In 1918, Kiam was sent to Europe for a one-year tour of duty during World War I. He was wounded, though not seriously, on October 17, 1918, just three weeks before Germany surrendered. Within three years of returning to the United States in 1919, Kiam made what would be the first of several trips back to Paris, this time to study fashion and work in couture. Throughout the 1920s, Kiam apprenticed for design houses on both sides of the Atlantic.

Designer Omar Kiam fits Betty Thomas for Vogues of 1938 (1937).

Designer Omar Kiam fits Betty Thomas for Vogues of 1938 (1937).

In 1929, Kiam finally opened his own clothing shop on 46th Street in Manhattan. Soon he began designing for Broadway, though he would always say that he never sought a career as a costumer. Broadway came to him. During the next seven years, Kiam designed for several shows, including Dishonored Lady, starring Katharine Cornell, Reunion in Vienna, starring the husband-wife team of Alfred Lunt and Lynn Fontanne, and the original staging of Dinner at Eight in 1932.

In 1934, Kiam left New York to become head designer for Samuel Goldwyn. Although Kiam designed for all of Goldwyn’s varied pictures for the next four years, he gained a reputation for his period costumes, which he especially enjoyed designing. Kiam took pride in getting every detail absolutely correct even though, in the end, it may not show on-screen. “It all goes to create in subtle ways the atmosphere you’re after,” he said. “For instance, all the stockings in Clive of India were especially made of unusually heavy silk. They didn’t have thin silk stockings in those days.”

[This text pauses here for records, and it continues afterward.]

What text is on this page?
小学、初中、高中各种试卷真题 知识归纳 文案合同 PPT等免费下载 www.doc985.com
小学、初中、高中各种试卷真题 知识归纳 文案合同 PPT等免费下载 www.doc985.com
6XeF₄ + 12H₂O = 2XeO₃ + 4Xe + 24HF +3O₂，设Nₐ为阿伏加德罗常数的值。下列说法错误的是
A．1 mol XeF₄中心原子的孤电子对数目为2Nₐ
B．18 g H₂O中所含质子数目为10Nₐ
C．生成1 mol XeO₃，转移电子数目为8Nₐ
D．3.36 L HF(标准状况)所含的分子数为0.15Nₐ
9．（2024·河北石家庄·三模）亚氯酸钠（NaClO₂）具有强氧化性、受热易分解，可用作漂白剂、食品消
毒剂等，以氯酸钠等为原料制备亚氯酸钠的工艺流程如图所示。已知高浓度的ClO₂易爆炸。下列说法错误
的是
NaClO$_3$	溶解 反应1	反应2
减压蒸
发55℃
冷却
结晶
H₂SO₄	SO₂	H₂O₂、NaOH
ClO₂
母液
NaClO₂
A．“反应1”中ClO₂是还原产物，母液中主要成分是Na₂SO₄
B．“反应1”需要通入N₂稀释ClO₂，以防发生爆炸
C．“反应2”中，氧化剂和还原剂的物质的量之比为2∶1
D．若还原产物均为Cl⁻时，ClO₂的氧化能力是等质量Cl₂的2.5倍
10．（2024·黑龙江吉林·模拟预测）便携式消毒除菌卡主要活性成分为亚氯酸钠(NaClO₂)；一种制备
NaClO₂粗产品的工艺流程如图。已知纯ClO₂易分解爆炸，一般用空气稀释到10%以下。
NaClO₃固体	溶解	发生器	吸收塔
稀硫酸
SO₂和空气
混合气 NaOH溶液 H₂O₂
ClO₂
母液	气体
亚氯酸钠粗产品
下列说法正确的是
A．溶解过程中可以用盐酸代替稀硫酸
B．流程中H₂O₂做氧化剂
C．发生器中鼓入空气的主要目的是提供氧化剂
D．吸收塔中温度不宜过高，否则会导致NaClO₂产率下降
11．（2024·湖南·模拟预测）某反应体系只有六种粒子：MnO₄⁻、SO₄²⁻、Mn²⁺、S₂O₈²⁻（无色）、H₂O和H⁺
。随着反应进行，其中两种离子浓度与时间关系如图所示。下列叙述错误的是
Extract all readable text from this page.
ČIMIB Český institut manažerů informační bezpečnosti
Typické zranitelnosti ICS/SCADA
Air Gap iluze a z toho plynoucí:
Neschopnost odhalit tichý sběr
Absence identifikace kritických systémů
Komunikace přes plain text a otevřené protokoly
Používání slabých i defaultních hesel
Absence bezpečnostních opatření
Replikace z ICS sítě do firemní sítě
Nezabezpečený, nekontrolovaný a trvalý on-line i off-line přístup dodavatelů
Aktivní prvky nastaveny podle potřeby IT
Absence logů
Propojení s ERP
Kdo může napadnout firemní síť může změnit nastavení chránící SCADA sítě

Laurence Olivier and Merle Oberon in Wuthering Heights (1939).

Laurence Olivier and Merle Oberon in Wuthering Heights (1939).

In designing modern clothes, Kiam strove for flair while still being pragmatic. In These Three (1936), Merle Oberon and Miriam Hopkins had a scene where their characters renovate an old house. Putting the pair in dresses would have been absurd, while shorts might have seemed inappropriately titillating. Rather than evade the dilemma with slacks, Kiam turned to traditional men’s overalls for inspiration, designing feminine work clothes, complete with plaid gingham blouses.

In addition to Goldwyn, Kiam also worked for Hal Roach, and later, David O. Selznick, designing no fewer than twenty-eight changes for Janet Gaynor in A Star is Born (1937). For a man who seemed to enjoy costume design so much, Kiam’s career was brief. Wuthering Heights (1939) was his last film. “There is a great difference between designing clothes with no one person in mind and designing clothes for an individual,” he once said. “I prefer to and find it more interesting to design for a great many women than just a few.” He returned to New York and became chief designer for Ben Reig in 1941, creating elegant, simple, luxurious, and expensive couture for the women of Manhattan until his death on March 21, 1954. In the seven months prior to his death, he had attempted to recuperate from a heart ailment at the Ritz Tower Hotel, but he never rallied. He was fifty-nine.